Uploaded by lynda on 07.06.2012

When you work with multiple objects in the scene, a lot of times you will want to see
a list of everything that's in the scene. You know, clicking on one object and seeing
its name is not the same as seeing a list of everything in the scene. So we can do this
by using what's called the Outliner. So we go into Window > Outliner and an Outliner
window should pop up. We can also use this as a panel within a viewport. But let's just
go ahead and keep this as a floating window. I am going to go ahead and just move my objects
over, so we can see the scene a little bit better. And you'll notice here that we have
every object in the scene. So in this case I have Chair_01, 02, 03, I also have the Bowl
in the scene, oranges, and so on. So this window allows us to select and manipulate
objects in the scene. So if I want to select multiple objects, it's very similar to selecting
from a list in any operating system. So if I hold down the Shift key, I can select all
of these. If I just click on one, I'll select that one. And again, hold down the Shift key,
I can select all of them. If I hold down the Ctrl or Command key, I can select individual
ones as well. So if I want to I can select whichever ones I want by holding down Ctrl
or Command. Or if I hold down Shift, it will select everything in between where I click.

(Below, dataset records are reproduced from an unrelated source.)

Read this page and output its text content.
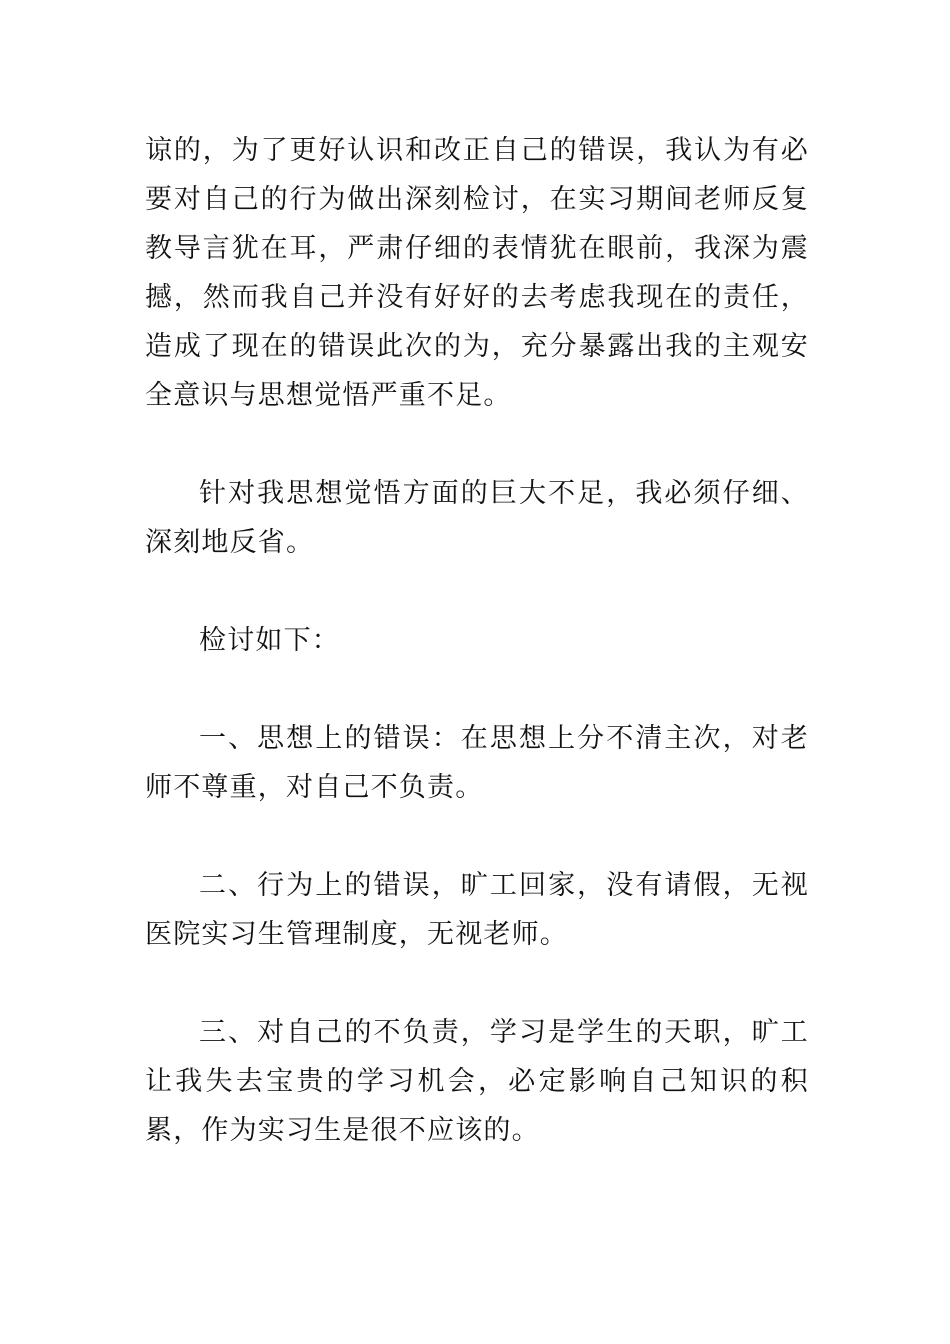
谅的，为了更好认识和改正自己的错误，我认为有必要对自己的行为做出深刻检讨，在实习期间老师反复教导言犹在耳，严肃仔细的表情犹在眼前，我深为震撼，然而我自己并没有好好的去考虑我现在的责任，造成了现在的错误此次的为，充分暴露出我的主观安全意识与思想觉悟严重不足。

针对我思想觉悟方面的巨大不足，我必须仔细、深刻地反省。

检讨如下：

一、思想上的错误：在思想上分不清主次，对老师不尊重，对自己不负责。

二、行为上的错误，旷工回家，没有请假，无视医院实习生管理制度，无视老师。

三、对自己的不负责，学习是学生的天职，旷工让我失去宝贵的学习机会，必定影响自己知识的积累，作为实习生是很不应该的。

Now in addition to the objects in the scene, you can also see a lot of other things in
the Outliner. We can see each one of our perspective, top, front and side cameras are in the scene,
we also have lights. If we have default lights in the scene, we can see those as well. Now
along the top of the Outliner window, we have a Display object here, we can Display our
objects or the Objects and the Shapes. So notice how this changes a little bit. So we
have our Objects here. But if we Display Objects and Shapes, it's basically like going into
the Attribute Editor, where we have the object, which is basically just the positioning data
of the object, but also the shape attached to that, which is in this case the shape of
the chair. So if I highlight this here, you can see we have what's called the Chair Shape.

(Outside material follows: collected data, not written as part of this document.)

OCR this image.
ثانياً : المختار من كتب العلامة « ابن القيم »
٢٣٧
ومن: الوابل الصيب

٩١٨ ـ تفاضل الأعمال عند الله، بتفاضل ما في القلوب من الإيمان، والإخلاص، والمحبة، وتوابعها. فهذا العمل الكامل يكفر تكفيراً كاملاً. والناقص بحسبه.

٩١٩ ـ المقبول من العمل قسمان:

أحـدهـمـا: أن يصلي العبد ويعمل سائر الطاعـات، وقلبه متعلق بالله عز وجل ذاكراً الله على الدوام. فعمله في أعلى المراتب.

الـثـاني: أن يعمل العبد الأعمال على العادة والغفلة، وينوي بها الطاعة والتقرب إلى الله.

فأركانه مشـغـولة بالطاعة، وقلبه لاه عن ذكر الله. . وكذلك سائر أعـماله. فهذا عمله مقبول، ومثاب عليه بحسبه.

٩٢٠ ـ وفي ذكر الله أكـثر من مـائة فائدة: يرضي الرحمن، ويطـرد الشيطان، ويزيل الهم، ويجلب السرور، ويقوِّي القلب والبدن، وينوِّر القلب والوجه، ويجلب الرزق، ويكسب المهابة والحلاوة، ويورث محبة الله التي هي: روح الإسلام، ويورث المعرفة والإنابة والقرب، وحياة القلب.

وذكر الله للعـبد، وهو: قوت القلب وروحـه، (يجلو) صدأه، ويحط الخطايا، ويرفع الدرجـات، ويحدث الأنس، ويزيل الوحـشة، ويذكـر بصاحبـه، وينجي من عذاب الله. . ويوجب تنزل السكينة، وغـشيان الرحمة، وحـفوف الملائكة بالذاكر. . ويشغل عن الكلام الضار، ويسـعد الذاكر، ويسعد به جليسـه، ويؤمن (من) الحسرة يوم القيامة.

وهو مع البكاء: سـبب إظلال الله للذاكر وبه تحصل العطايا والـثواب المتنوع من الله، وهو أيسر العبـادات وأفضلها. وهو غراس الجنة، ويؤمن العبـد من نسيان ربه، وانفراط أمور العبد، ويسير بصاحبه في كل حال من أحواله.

And you can actually see how when I select this, it's selecting it in the Attribute Editor.
So we can also go ahead and turn this off here, but we also can see all the attributes
for an object, so if I highlight this, I can actually go through and see every single attribute
for this object. So basically everything you would see in the Attribute Editor, I can see
that. And typically, we don't want to see that because that gets really messy, but we
also can see which objects are connected to each other in terms of hierarchies, and so
on. We can also show Types of objects. So if I only want to show Polygonal objects,
it will only show those objects. So stuff like the oranges in the bowl on the table,
which are surfaces or NURBS objects, those don't show up. So if I were to display NURBS
objects, those would show up, but if I turn off Polygon objects, only the bowl and the
oranges show up. It doesn't mean I can't select those things, they just don't show up in the
Outliner. Now this can be really handy if you have a big scene, and you just want to
see certain types of objects. We can just go through and turn on everything by doing
Show All. And as with most windows, we do have a Help option. So those are some of the
basics of how to use the Outliner. Now the Outliner again is a great way to see everything
in your scene and to select objects by Name or by Type.